= Mark Adams No. 1 =

German cigarette brand

Mark Adams No. 1 or Mark Adams is a German brand of cigarettes currently owned and manufactured by Grand River Enterprises Germany. It is manufactured in the GRE cigarette factory in Kloster Lehnin, Brandenburg an der Havel.

The main market for Mark Adams No. 1 is Germany. Other markets include the Netherlands, Austria, Spain, Italy, the Czech Republic, Slovenia and Lithuania.

==History==
Mark Adams No. 1 was launched in the 1990s as a budget brand. Over the years, it became a popular discount brand and is currently sold in over 25 countries. The brand name has been officially registered since 15 November 2010 and expires on 2 June 2020.

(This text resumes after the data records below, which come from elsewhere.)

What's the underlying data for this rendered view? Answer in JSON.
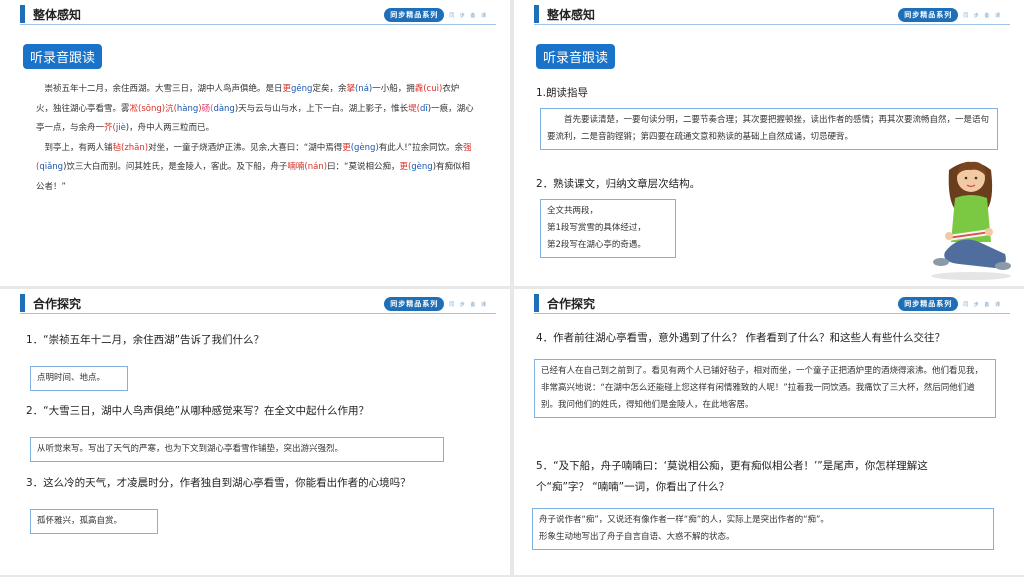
{
  "brand": {
    "tag": "同步精品系列",
    "sub": "同 步 备 课"
  },
  "panel1": {
    "section_title": "整体感知",
    "pill": "听录音跟读",
    "passage": {
      "l1a": "崇祯五年十二月，余住西湖。大雪三日，湖中人鸟声俱绝。是日",
      "l1b": "更",
      "l1c": "gēng",
      "l1d": "定矣，余",
      "l1e": "拏",
      "l1f": "(ná)",
      "l2a": "一小船，拥",
      "l2b": "毳(cuì)",
      "l2c": "衣炉火，独往湖心亭看雪。雾",
      "l2d": "凇(sōng)",
      "l2e": "沆(",
      "l2f": "hàng",
      "l2g": ")",
      "l2h": "砀(",
      "l2i": "dàng",
      "l2j": ")天与云与山",
      "l3a": "与水，上下一白。湖上影子，惟长",
      "l3b": "堤(",
      "l3c": "dī",
      "l3d": ")一痕，湖心亭一点，与余舟一",
      "l3e": "芥(",
      "l3f": "jiè",
      "l3g": ")，舟",
      "l4": "中人两三粒而已。",
      "p2a": "到亭上，有两人铺",
      "p2b": "毡(zhān)",
      "p2c": "对坐，一童子烧酒炉正沸。见余,大喜曰：“湖中焉得",
      "p2d": "更",
      "p2e": "(gèng)",
      "p2f": "有此人!”拉余同饮。余",
      "p2g": "强(",
      "p2h": "qiǎng",
      "p2i": ")饮三大白而别。问其姓氏，是金陵人，客此。",
      "p2j": "及下船，舟子",
      "p2k": "喃喃(nán)",
      "p2l": "曰：“莫说相公痴，",
      "p2m": "更(",
      "p2n": "gèng",
      "p2o": ")有痴似相公者！”"
    }
  },
  "panel2": {
    "section_title": "整体感知",
    "pill": "听录音跟读",
    "q1": "1.朗读指导",
    "a1": "首先要读清楚，一要句读分明，二要节奏合理；其次要把握顿挫，读出作者的感情；再其次要流畅自然，一是语句要流利，二是音韵铿锵；第四要在疏通文意和熟读的基础上自然成诵，切忌硬背。",
    "q2": "2．熟读课文，归纳文章层次结构。",
    "a2_l1": "全文共两段，",
    "a2_l2": "第1段写赏雪的具体经过，",
    "a2_l3": "第2段写在湖心亭的奇遇。"
  },
  "panel3": {
    "section_title": "合作探究",
    "q1": "1．“崇祯五年十二月，余住西湖”告诉了我们什么？",
    "a1": "点明时间、地点。",
    "q2": "2．“大雪三日，湖中人鸟声俱绝”从哪种感觉来写？在全文中起什么作用？",
    "a2": "从听觉来写。写出了天气的严寒，也为下文到湖心亭看雪作铺垫，突出游兴强烈。",
    "q3": "3．这么冷的天气，才凌晨时分，作者独自到湖心亭看雪，你能看出作者的心境吗？",
    "a3": "孤怀雅兴，孤高自赏。"
  },
  "panel4": {
    "section_title": "合作探究",
    "q4": "4．作者前往湖心亭看雪，意外遇到了什么？ 作者看到了什么？和这些人有些什么交往？",
    "a4": "已经有人在自己到之前到了。看见有两个人已铺好毡子，相对而坐，一个童子正把酒炉里的酒烧得滚沸。他们看见我，非常高兴地说：“在湖中怎么还能碰上您这样有闲情雅致的人呢！”拉着我一同饮酒。我痛饮了三大杯，然后同他们道别。我问他们的姓氏，得知他们是金陵人，在此地客居。",
    "q5_l1": "5．“及下船，舟子喃喃曰：‘莫说相公痴，更有痴似相公者！’”是尾声，你怎样理解这",
    "q5_l2": "个“痴”字？ “喃喃”一词，你看出了什么？",
    "a5_l1": "舟子说作者“痴”，又说还有像作者一样“痴”的人，实际上是突出作者的“痴”。",
    "a5_l2": "形象生动地写出了舟子自言自语、大惑不解的状态。"
  }
}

The cigarettes come in 19 or 20-packs, 25-packs, 10-packs (which are banned since 2016) and in 100s. Roll-your-own cigarettes are also available in 30 or 50 grams of tobacco. Rolling paper is also available.

==Controversy==
In November 2015, Grand River Enterprises Germany and Philip Morris had a dispute over the name of the Mark Adams No. 1 brand and the Mark 10 brand in Romania. Philip Morris accused GRE Germany that their Mark Adams brand caused confusion with their own Mark 10 brand. The Romanian Trademark Office (TMO) communicated to both parties in March 2016 that there was no likelihood of confusion between either brands, however.